Entre les différentes bandes, la guerre fait rage, pour le contrôle des territoires. A ce point que les marseillais ont fini par lui trouver un surnom : « nouveau saturnisme local », « la maladie du plomb », allusion aux fusillades récurrentes qui mitraillent le quotidien. Souvent, les meurtres sont perpétrés en « famille ». Les victimes sont retrouvées, beaucoup plus tard, au fond d’une rivière ou enterrées dans le bitume. Enfin, quand les hommes de l’art de la police parviennent à les retrouver … car, la plupart du temps, les cadavres sont confiés à des « rôtisseurs », chargés de les découper et de les faire disparaître.

 

On n’en finira jamais d’évoquer la présence de Marseille au rayon du banditisme et de la délinquance. Mais pour un responsable de la nouvelle municipalité, les « choses ont changé » : « il y a plus de sécurité, c’est plus propre, plus soft », m’a-t-il dit, en insistant sur ces « cinquante choses à avoir fait, au moins, une fois dans sa vie à Marseille, comme visiter la Notre-Dame-de-la-Garde, le Vieux-Port, le Mucem, les îles du Frioul … », a-t-il ajouté, manifestement plus soucieux de vendre de la houle politique que de s’attarder sur les « cent choses », pas terribles, qui sont entrées dans les moeurs marseillaises.

 

Exemples : braquer une supérette, arracher le collier d’une vieille, proposer du shit à la sortie d’une école. Ou encore uriner dans la rue, mettre son vieux buffet sur le trottoir, hurler « Enc… » au Stade Vélodrome, jeter des bananes à un joueur africain de l’OM, voler un scooter, garer sa voiture sur un parking handicapé.

 

Ajouter à cet inventaire, un autre mal : le Front National qui a édifié, ici, une ligne Maginot du racisme, depuis les années soixante-dix, où un journaliste avait lancé ce tract, sous forme d’un Editorial, intitulé : « Assez, Assez, Assez… », pour inciter le futur président du Conseil régional PACA à faire le Front National dans la maison.

 

Pour le reste, la façade de Marseille est restée figée : pas grand-chose de changé depuis vingt, trente ou quarante ans.

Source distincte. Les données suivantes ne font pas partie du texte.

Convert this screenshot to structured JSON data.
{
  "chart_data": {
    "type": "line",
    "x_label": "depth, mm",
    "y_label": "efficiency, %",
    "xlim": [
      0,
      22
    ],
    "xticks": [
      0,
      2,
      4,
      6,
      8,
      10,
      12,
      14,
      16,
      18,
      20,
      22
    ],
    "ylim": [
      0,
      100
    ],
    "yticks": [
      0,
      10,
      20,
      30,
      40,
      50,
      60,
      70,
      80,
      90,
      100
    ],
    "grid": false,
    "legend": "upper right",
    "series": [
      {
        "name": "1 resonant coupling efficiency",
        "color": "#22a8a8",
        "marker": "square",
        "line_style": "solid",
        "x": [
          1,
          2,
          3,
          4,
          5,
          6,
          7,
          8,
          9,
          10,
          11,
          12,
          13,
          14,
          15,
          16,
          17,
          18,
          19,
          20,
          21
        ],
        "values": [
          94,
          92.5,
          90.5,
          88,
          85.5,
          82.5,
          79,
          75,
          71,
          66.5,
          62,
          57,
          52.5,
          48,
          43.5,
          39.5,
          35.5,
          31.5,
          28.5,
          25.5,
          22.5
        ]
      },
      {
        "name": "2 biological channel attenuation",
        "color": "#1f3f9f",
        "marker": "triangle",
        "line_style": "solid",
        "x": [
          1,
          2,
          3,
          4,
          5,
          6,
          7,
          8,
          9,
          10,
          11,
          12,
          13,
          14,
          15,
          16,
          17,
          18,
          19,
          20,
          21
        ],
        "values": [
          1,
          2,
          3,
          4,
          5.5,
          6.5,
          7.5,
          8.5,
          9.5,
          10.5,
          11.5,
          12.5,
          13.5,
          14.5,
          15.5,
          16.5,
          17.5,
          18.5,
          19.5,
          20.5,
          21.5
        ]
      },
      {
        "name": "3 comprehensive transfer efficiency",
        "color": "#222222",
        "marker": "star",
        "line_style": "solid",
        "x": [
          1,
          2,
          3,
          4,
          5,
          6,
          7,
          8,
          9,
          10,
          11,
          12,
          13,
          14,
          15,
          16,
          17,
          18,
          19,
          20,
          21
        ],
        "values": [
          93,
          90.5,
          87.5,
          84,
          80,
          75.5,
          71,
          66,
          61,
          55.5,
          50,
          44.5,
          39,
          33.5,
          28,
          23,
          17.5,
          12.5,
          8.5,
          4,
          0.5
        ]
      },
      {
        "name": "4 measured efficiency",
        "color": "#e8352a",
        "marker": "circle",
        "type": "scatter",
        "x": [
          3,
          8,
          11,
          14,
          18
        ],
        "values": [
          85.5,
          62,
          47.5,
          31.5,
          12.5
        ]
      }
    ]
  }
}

Les trottoirs sont infestés de rats, envahis des meubles Ikea, hors d’usage, et abandonnés aux vendeurs de cannabis. Partout, les mûrs sont couverts de saleté. Partout, des détritus, des poubelles, des bruits de pelleteuses. Partout des chantiers : sur le cours Lieutaud, sur le cours Julien, Place de la Bastide… Sauf à la rue d’Aubagne, là où une dizaine de malheureux avait péri sous les gravats de leur immeuble effondré, piégés dans des décades d’affameurs usuriers.

 

Deux ans plus tard, les rescapés sont toujours en attente d’un logement : la plupart est logée dans les hôtels sociaux. Loin de la belle Corniche, qui lèche les flancs de la Méditerranée. Loin de la belle façade de l’hôtel de ville et de son nouveau maire, un jeune écolo-socialo, gentil et beau, comme la Corniche et la façade de l’hôtel de ville. Durant la dernière campagne électorale, il a promis de s’occuper des rescapés de la rue d’Aubagne.

 

N’en doutez pas. Promis, juré, craché : il s’y intéressera …  juste avant les prochaines élections municipales. Et si je mens … croix de bois, crois de fer, je vais …  à Marseille !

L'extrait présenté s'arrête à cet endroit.